The Kankuamo, Kankuaka, Kankui or Kankuané are an Indigenous people of Colombia, living on the southern slopes of the Sierra Nevada de Santa Marta up until the north of the César department (corregimientos: Atánquez, Guatapurí, Chemesquemena, Los Haticos, La Mina and Rio Seco). The Kankuamo people, estimated at 15,000 individuals, historically spoke Sánha, a dialect of the Atanque language of the Chibchan family. Today, the Kankuamo language is extinct and the people speak only Spanish. Their laws are borne from nature and they consider the Sierra Nevada de Santa Marta, the highest mountain range closest to the sea, as sacred. In their native tongue they call this Umunukunu.
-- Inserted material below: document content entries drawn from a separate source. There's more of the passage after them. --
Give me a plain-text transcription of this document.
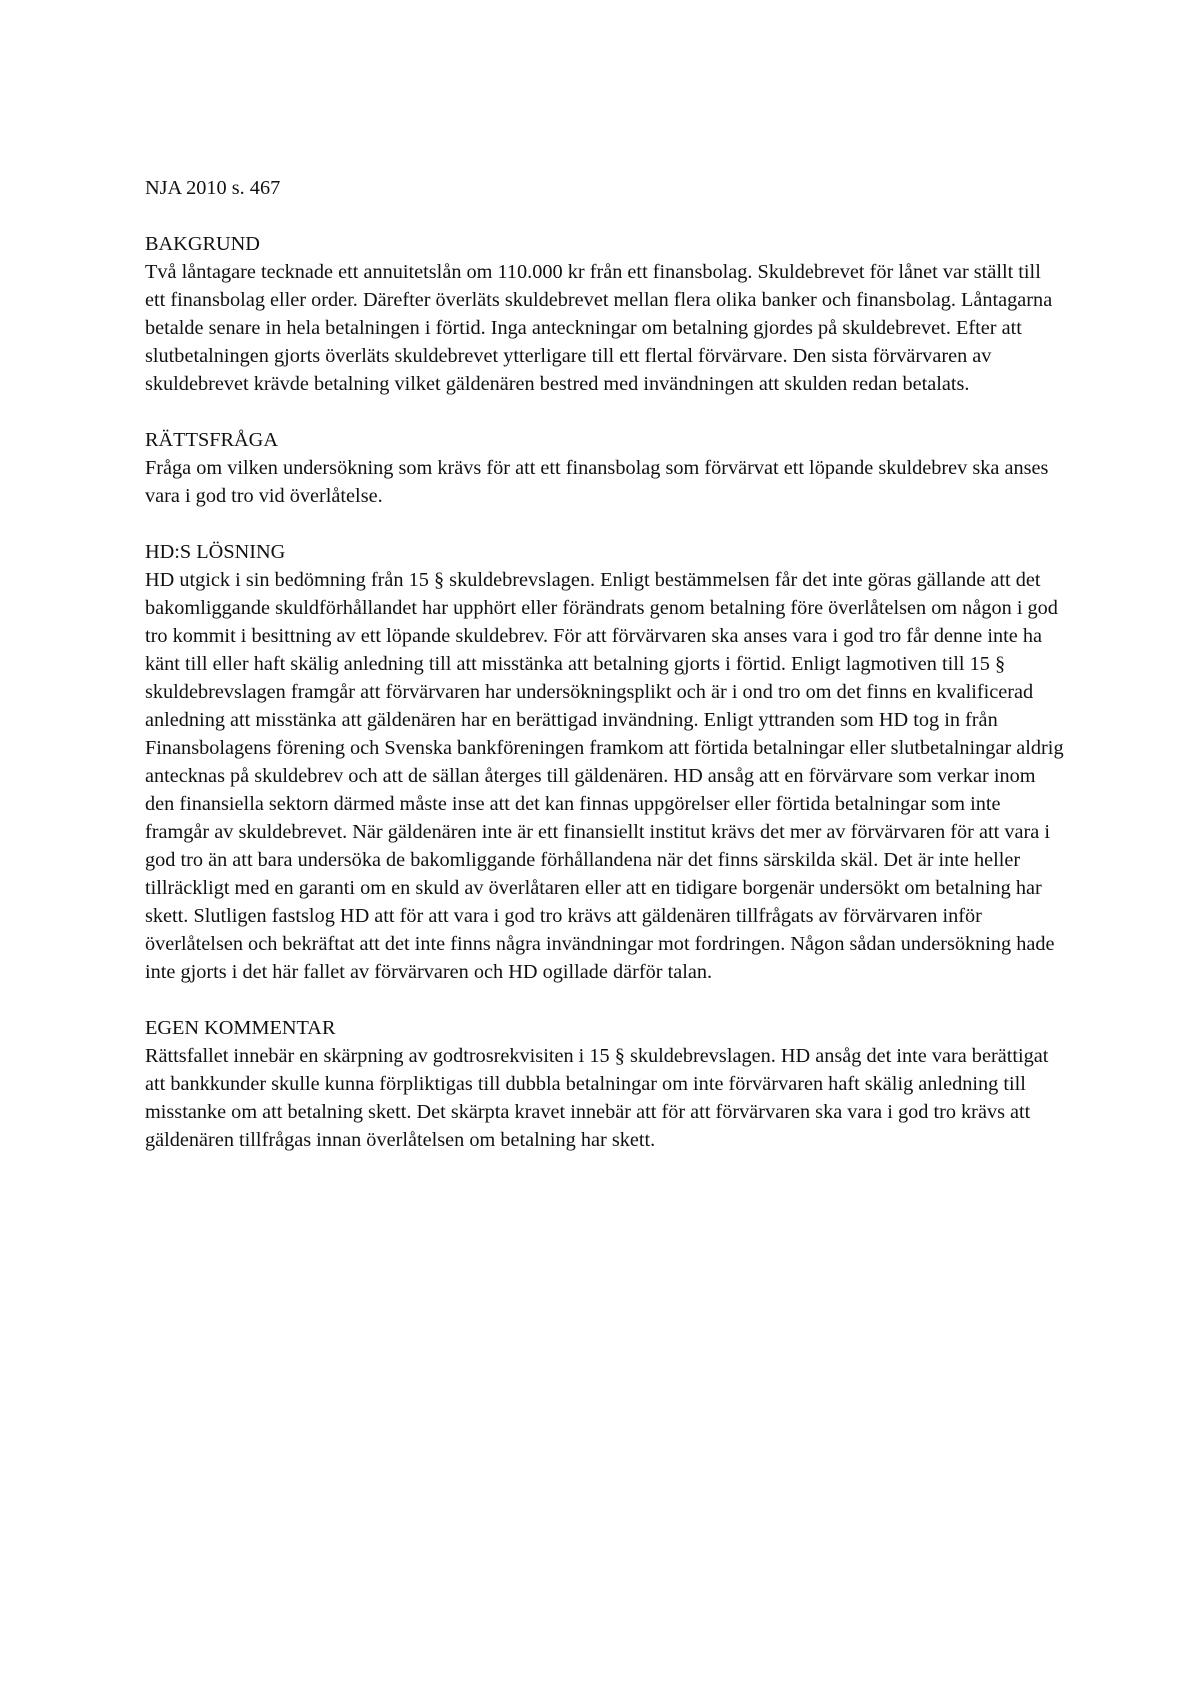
NJA 2010 s. 467

BAKGRUND

Två låntagare tecknade ett annuitetslån om 110.000 kr från ett finansbolag. Skuldebrevet för lånet var ställt till ett finansbolag eller order. Därefter överläts skuldebrevet mellan flera olika banker och finansbolag. Låntagarna betalde senare in hela betalningen i förtid. Inga anteckningar om betalning gjordes på skuldebrevet. Efter att slutbetalningen gjorts överläts skuldebrevet ytterligare till ett flertal förvärvare. Den sista förvärvaren av skuldebrevet krävde betalning vilket gäldenären bestred med invändningen att skulden redan betalats.

RÄTTSFRÅGA

Fråga om vilken undersökning som krävs för att ett finansbolag som förvärvat ett löpande skuldebrev ska anses vara i god tro vid överlåtelse.

HD:S LÖSNING

HD utgick i sin bedömning från 15 § skuldebrevslagen. Enligt bestämmelsen får det inte göras gällande att det bakomliggande skuldförhållandet har upphört eller förändrats genom betalning före överlåtelsen om någon i god tro kommit i besittning av ett löpande skuldebrev. För att förvärvaren ska anses vara i god tro får denne inte ha känt till eller haft skälig anledning till att misstänka att betalning gjorts i förtid. Enligt lagmotiven till 15 § skuldebrevslagen framgår att förvärvaren har undersökningsplikt och är i ond tro om det finns en kvalificerad anledning att misstänka att gäldenären har en berättigad invändning. Enligt yttranden som HD tog in från Finansbolagens förening och Svenska bankföreningen framkom att förtida betalningar eller slutbetalningar aldrig antecknas på skuldebrev och att de sällan återges till gäldenären. HD ansåg att en förvärvare som verkar inom den finansiella sektorn därmed måste inse att det kan finnas uppgörelser eller förtida betalningar som inte framgår av skuldebrevet. När gäldenären inte är ett finansiellt institut krävs det mer av förvärvaren för att vara i god tro än att bara undersöka de bakomliggande förhållandena när det finns särskilda skäl. Det är inte heller tillräckligt med en garanti om en skuld av överlåtaren eller att en tidigare borgenär undersökt om betalning har skett. Slutligen fastslog HD att för att vara i god tro krävs att gäldenären tillfrågats av förvärvaren inför överlåtelsen och bekräftat att det inte finns några invändningar mot fordringen. Någon sådan undersökning hade inte gjorts i det här fallet av förvärvaren och HD ogillade därför talan.

EGEN KOMMENTAR

Rättsfallet innebär en skärpning av godtrosrekvisiten i 15 § skuldebrevslagen. HD ansåg det inte vara berättigat att bankkunder skulle kunna förpliktigas till dubbla betalningar om inte förvärvaren haft skälig anledning till misstanke om att betalning skett. Det skärpta kravet innebär att för att förvärvaren ska vara i god tro krävs att gäldenären tillfrågas innan överlåtelsen om betalning har skett.
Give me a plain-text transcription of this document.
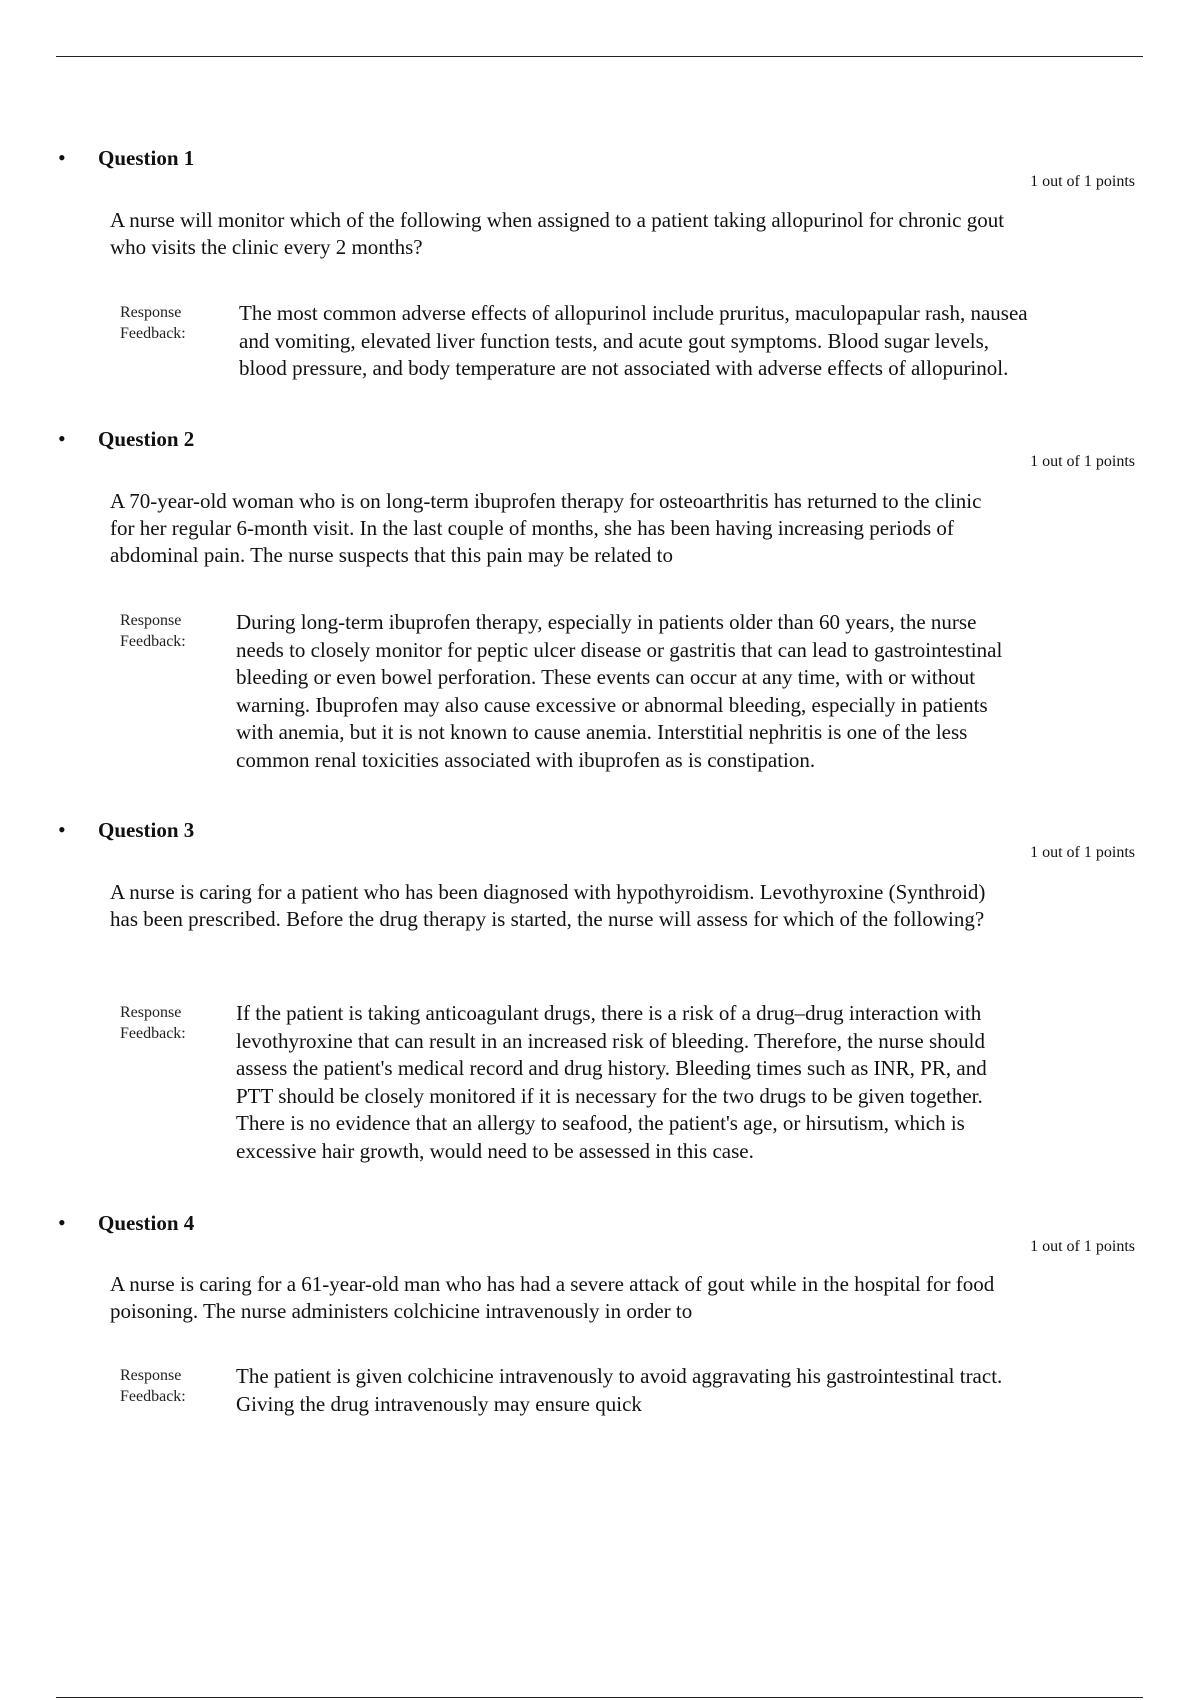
• Question 1
1 out of 1 points
A nurse will monitor which of the following when assigned to a patient taking allopurinol for chronic gout who visits the clinic every 2 months?
Response Feedback:
The most common adverse effects of allopurinol include pruritus, maculopapular rash, nausea and vomiting, elevated liver function tests, and acute gout symptoms. Blood sugar levels, blood pressure, and body temperature are not associated with adverse effects of allopurinol.
• Question 2
1 out of 1 points
A 70-year-old woman who is on long-term ibuprofen therapy for osteoarthritis has returned to the clinic for her regular 6-month visit. In the last couple of months, she has been having increasing periods of abdominal pain. The nurse suspects that this pain may be related to
Response Feedback:
During long-term ibuprofen therapy, especially in patients older than 60 years, the nurse needs to closely monitor for peptic ulcer disease or gastritis that can lead to gastrointestinal bleeding or even bowel perforation. These events can occur at any time, with or without warning. Ibuprofen may also cause excessive or abnormal bleeding, especially in patients with anemia, but it is not known to cause anemia. Interstitial nephritis is one of the less common renal toxicities associated with ibuprofen as is constipation.
• Question 3
1 out of 1 points
A nurse is caring for a patient who has been diagnosed with hypothyroidism. Levothyroxine (Synthroid) has been prescribed. Before the drug therapy is started, the nurse will assess for which of the following?
Response Feedback:
If the patient is taking anticoagulant drugs, there is a risk of a drug–drug interaction with levothyroxine that can result in an increased risk of bleeding. Therefore, the nurse should assess the patient's medical record and drug history. Bleeding times such as INR, PR, and PTT should be closely monitored if it is necessary for the two drugs to be given together. There is no evidence that an allergy to seafood, the patient's age, or hirsutism, which is excessive hair growth, would need to be assessed in this case.
• Question 4
1 out of 1 points
A nurse is caring for a 61-year-old man who has had a severe attack of gout while in the hospital for food poisoning. The nurse administers colchicine intravenously in order to
Response Feedback:
The patient is given colchicine intravenously to avoid aggravating his gastrointestinal tract. Giving the drug intravenously may ensure quick
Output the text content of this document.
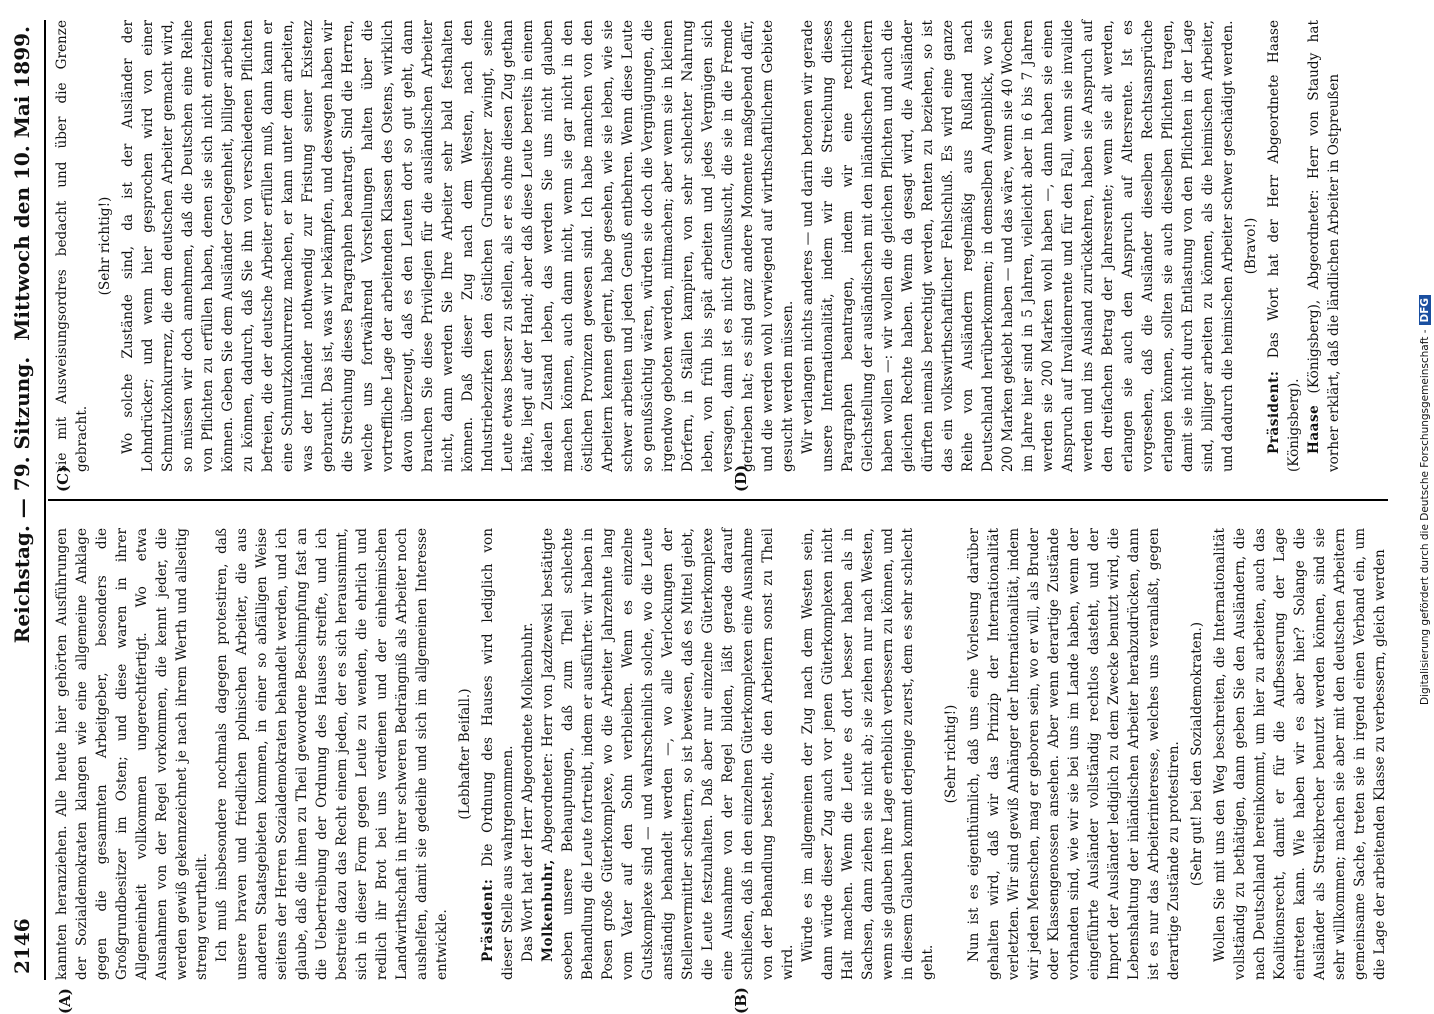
2146
Reichstag. — 79. Sitzung.
Mittwoch den 10. Mai 1899.
(A)	(B)
(C)	(D)

kannten heranziehen. Alle heute hier gehörten Ausführungen der Sozialdemokraten klangen wie eine allgemeine Anklage gegen die gesammten Arbeitgeber, besonders die Großgrundbesitzer im Osten; und diese waren in ihrer Allgemeinheit vollkommen ungerechtfertigt. Wo etwa Ausnahmen von der Regel vorkommen, die kennt jeder, die werden gewiß gekennzeichnet je nach ihrem Werth und allseitig streng verurtheilt. Ich muß insbesondere nochmals dagegen protestiren, daß unsere braven und friedlichen polnischen Arbeiter, die aus anderen Staatsgebieten kommen, in einer so abfälligen Weise seitens der Herren Sozialdemokraten behandelt werden, und ich glaube, daß die ihnen zu Theil gewordene Beschimpfung fast an die Uebertreibung der Ordnung des Hauses streifte, und ich bestreite dazu das Recht einem jeden, der es sich herausnimmt, sich in dieser Form gegen Leute zu wenden, die ehrlich und redlich ihr Brot bei uns verdienen und der einheimischen Landwirthschaft in ihrer schweren Bedrängniß als Arbeiter noch aushelfen, damit sie gedeihe und sich im allgemeinen Interesse entwickle.

(Lebhafter Beifall.)

Präsident: Die Ordnung des Hauses wird lediglich von dieser Stelle aus wahrgenommen. Das Wort hat der Herr Abgeordnete Molkenbuhr. Molkenbuhr, Abgeordneter: Herr von Jazdzewski bestätigte soeben unsere Behauptungen, daß zum Theil schlechte Behandlung die Leute fortreibt, indem er ausführte: wir haben in Posen große Güterkomplexe, wo die Arbeiter Jahrzehnte lang vom Vater auf den Sohn verbleiben. Wenn es einzelne Gutskomplexe sind — und wahrscheinlich solche, wo die Leute anständig behandelt werden —, wo alle Verlockungen der Stellenvermittler scheitern, so ist bewiesen, daß es Mittel giebt, die Leute festzuhalten. Daß aber nur einzelne Güterkomplexe eine Ausnahme von der Regel bilden, läßt gerade darauf schließen, daß in den einzelnen Güterkomplexen eine Ausnahme von der Behandlung besteht, die den Arbeitern sonst zu Theil wird.

Würde es im allgemeinen der Zug nach dem Westen sein, dann würde dieser Zug auch vor jenen Güterkomplexen nicht Halt machen. Wenn die Leute es dort besser haben als in Sachsen, dann ziehen sie nicht ab; sie ziehen nur nach Westen, wenn sie glauben ihre Lage erheblich verbessern zu können, und in diesem Glauben kommt derjenige zuerst, dem es sehr schlecht geht.

(Sehr richtig!) Nun ist es eigenthümlich, daß uns eine Vorlesung darüber gehalten wird, daß wir das Prinzip der Internationalität verletzten. Wir sind gewiß Anhänger der Internationalität, indem wir jeden Menschen, mag er geboren sein, wo er will, als Bruder oder Klassengenossen ansehen. Aber wenn derartige Zustände vorhanden sind, wie wir sie bei uns im Lande haben, wenn der eingeführte Ausländer vollständig rechtlos dasteht, und der Import der Ausländer lediglich zu dem Zwecke benutzt wird, die Lebenshaltung der inländischen Arbeiter herabzudrücken, dann ist es nur das Arbeiterinteresse, welches uns veranlaßt, gegen derartige Zustände zu protestiren. (Sehr gut! bei den Sozialdemokraten.) Wollen Sie mit uns den Weg beschreiten, die Internationalität vollständig zu bethätigen, dann geben Sie den Ausländern, die nach Deutschland hereinkommt, um hier zu arbeiten, auch das Koalitionsrecht, damit er für die Aufbesserung der Lage eintreten kann. Wie haben wir es aber hier? Solange die Ausländer als Streikbrecher benutzt werden können, sind sie sehr willkommen; machen sie aber mit den deutschen Arbeitern gemeinsame Sache, treten sie in irgend einen Verband ein, um die Lage der arbeitenden Klasse zu verbessern, gleich werden

sie mit Ausweisungsordres bedacht und über die Grenze gebracht.

(Sehr richtig!) Wo solche Zustände sind, da ist der Ausländer der Lohndrücker; und wenn hier gesprochen wird von einer Schmutzkonkurrenz, die dem deutschen Arbeiter gemacht wird, so müssen wir doch annehmen, daß die Deutschen eine Reihe von Pflichten zu erfüllen haben, denen sie sich nicht entziehen können. Geben Sie dem Ausländer Gelegenheit, billiger arbeiten zu können, dadurch, daß Sie ihn von verschiedenen Pflichten befreien, die der deutsche Arbeiter erfüllen muß, dann kann er eine Schmutzkonkurrenz machen, er kann unter dem arbeiten, was der Inländer nothwendig zur Fristung seiner Existenz gebraucht. Das ist, was wir bekämpfen, und deswegen haben wir die Streichung dieses Paragraphen beantragt. Sind die Herren, welche uns fortwährend Vorstellungen halten über die vortreffliche Lage der arbeitenden Klassen des Ostens, wirklich davon überzeugt, daß es den Leuten dort so gut geht, dann brauchen Sie diese Privilegien für die ausländischen Arbeiter nicht, dann werden Sie Ihre Arbeiter sehr bald festhalten können. Daß dieser Zug nach dem Westen, nach den Industriebezirken den östlichen Grundbesitzer zwingt, seine Leute etwas besser zu stellen, als er es ohne diesen Zug gethan hätte, liegt auf der Hand; aber daß diese Leute bereits in einem idealen Zustand leben, das werden Sie uns nicht glauben machen können, auch dann nicht, wenn sie gar nicht in den östlichen Provinzen gewesen sind. Ich habe manchen von den Arbeitern kennen gelernt, habe gesehen, wie sie leben, wie sie schwer arbeiten und jeden Genuß entbehren. Wenn diese Leute so genußsüchtig wären, würden sie doch die Vergnügungen, die irgendwo geboten werden, mitmachen; aber wenn sie in kleinen Dörfern, in Ställen kampiren, von sehr schlechter Nahrung leben, von früh bis spät arbeiten und jedes Vergnügen sich versagen, dann ist es nicht Genußsucht, die sie in die Fremde getrieben hat; es sind ganz andere Momente maßgebend dafür, und die werden wohl vorwiegend auf wirthschaftlichem Gebiete gesucht werden müssen. Wir verlangen nichts anderes — und darin betonen wir gerade unsere Internationalität, indem wir die Streichung dieses Paragraphen beantragen, indem wir eine rechtliche Gleichstellung der ausländischen mit den inländischen Arbeitern haben wollen —: wir wollen die gleichen Pflichten und auch die gleichen Rechte haben. Wenn da gesagt wird, die Ausländer dürften niemals berechtigt werden, Renten zu beziehen, so ist das ein volkswirthschaftlicher Fehlschluß. Es wird eine ganze Reihe von Ausländern regelmäßig aus Rußland nach Deutschland herüberkommen; in demselben Augenblick, wo sie 200 Marken geklebt haben — und das wäre, wenn sie 40 Wochen im Jahre hier sind in 5 Jahren, vielleicht aber in 6 bis 7 Jahren werden sie 200 Marken wohl haben —, dann haben sie einen Anspruch auf Invalidenrente und für den Fall, wenn sie invalide werden und ins Ausland zurückkehren, haben sie Anspruch auf den dreifachen Betrag der Jahresrente; wenn sie alt werden, erlangen sie auch den Anspruch auf Altersrente. Ist es vorgesehen, daß die Ausländer dieselben Rechtsansprüche erlangen können, sollten sie auch dieselben Pflichten tragen, damit sie nicht durch Entlastung von den Pflichten in der Lage sind, billiger arbeiten zu können, als die heimischen Arbeiter, und dadurch die heimischen Arbeiter schwer geschädigt werden. (Bravo!)

Präsident: Das Wort hat der Herr Abgeordnete Haase (Königsberg). Haase (Königsberg), Abgeordneter: Herr von Staudy hat vorher erklärt, daß die ländlichen Arbeiter in Ostpreußen

Digitalisierung gefördert durch die Deutsche Forschungsgemeinschaft -DFG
== Indigenous group of the Sierra Nevada de Santa Marta ==
Traditionally, of the four Indigenous groups of the Sierra Nevada de Santa Marta, the Kankuamo people are the least contacted by others, having developed strategies to survive away from the outside world.

The Kankuamo people are characterized for their different way of dressing from the other peoples of the Sierra Nevada; the women wear two overlapping cloths, and the men wear short trousers and a hat of reed. Their living space is bordered by the Kogui, Wiwa and Arhuaco.

From the late 1980s to 2006 over 300 Kankuamo people were murdered during the Colombian conflict.

== Economy ==

The economy of the Kankuamo is based on agriculture. The main products are yuca, ñame, pigeon peas, corn, bananas, coca leaves, fique, arracacha and starch.